Rossi: All these systems sound more Flash Gordon than real. None of these systems exists in the world able to produce 10 kWh/h, as we did and as we are doing. Besides, consider that: all the money spent up to now has been my money.
Furthermore: we are not searching venture capital, we want to sell our energy, taking upon us all the risks, we are paying for all the R&D activity, we are not asking money from anyone.
Pssst
Can I hook you up with a perpetual motion machine?
True, dat, and this is a little different than heating water in a boiler by burning coal.
But I won’t jump on the bandwagon until the patent application is granted and others, besides the inventor, can replicate the results and show practical applications....
I'm interested in what we will see from this guy once he builds his pilot plant.
LOL!
Even Baking Soda and Vinegar produce heat, I wouldn’t get too excited.
So far, he indicates that he has used his own money to R&D this, as well as build what has been done. With the University of Bologna endorsing him - he’s got mounds of credability in my book.

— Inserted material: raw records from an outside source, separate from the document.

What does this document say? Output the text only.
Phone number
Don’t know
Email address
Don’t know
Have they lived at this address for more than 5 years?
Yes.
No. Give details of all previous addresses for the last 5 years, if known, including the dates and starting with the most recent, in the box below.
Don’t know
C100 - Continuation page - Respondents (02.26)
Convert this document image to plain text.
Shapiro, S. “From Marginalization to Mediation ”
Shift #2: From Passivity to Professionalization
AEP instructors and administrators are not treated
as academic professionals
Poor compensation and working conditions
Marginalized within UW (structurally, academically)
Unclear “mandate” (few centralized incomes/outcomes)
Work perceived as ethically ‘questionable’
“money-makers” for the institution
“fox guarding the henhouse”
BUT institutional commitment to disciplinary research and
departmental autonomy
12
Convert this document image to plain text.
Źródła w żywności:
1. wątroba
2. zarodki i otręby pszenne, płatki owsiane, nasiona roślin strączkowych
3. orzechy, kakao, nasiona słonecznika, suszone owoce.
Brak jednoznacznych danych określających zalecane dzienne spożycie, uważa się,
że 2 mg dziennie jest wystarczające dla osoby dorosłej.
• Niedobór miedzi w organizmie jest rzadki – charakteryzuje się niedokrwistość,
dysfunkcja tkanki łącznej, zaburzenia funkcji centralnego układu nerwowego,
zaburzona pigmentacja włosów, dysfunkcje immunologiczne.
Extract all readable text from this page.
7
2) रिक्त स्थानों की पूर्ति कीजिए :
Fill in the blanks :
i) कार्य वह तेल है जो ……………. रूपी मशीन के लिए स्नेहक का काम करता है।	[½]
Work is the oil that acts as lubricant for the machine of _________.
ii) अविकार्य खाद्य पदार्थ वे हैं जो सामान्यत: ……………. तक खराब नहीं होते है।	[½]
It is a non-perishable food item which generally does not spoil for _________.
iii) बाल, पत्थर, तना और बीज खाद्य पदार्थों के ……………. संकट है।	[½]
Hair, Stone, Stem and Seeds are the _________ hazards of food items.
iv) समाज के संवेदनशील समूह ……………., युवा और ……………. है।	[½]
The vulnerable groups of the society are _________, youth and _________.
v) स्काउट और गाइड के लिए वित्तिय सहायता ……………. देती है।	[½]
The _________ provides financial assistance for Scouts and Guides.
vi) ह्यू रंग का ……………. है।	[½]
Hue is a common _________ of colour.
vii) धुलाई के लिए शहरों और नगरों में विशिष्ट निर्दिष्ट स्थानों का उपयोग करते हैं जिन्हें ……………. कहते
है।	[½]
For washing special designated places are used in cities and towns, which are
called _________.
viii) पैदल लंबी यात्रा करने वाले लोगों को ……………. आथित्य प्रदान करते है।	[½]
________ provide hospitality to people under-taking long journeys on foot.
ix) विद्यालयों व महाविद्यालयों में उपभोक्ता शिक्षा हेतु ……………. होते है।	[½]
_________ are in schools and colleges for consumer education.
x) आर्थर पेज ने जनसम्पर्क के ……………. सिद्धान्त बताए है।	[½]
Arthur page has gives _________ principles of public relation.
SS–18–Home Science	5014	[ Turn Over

I hope the International Patents get issued, but either way - this is going to revolutionize the world. Heat your home for 0.003 cents per KW of heat, electrical costs of around 1 cent/KWR.
More power available, means that our dependance on foreign oil for POWER is going to plummet. With that plummet, we will only need power for gas for our cars - then as battery technology increases - we can tell the Arabs to eat sand.
We can’t even get full scale total home powering fuel cell technology yet and we actually know the technology exists.
Yup. The market will decide, as it should.
We don't really need to know how it works, only that it does work. Which hasn't been proven yet either, AFAIK.
Maybe he's accidentally found a loophole in the laws of physics.
It is also quite likely that even if this reaction does produce a net energy gain, the gain will be too small to function as a practical source of energy.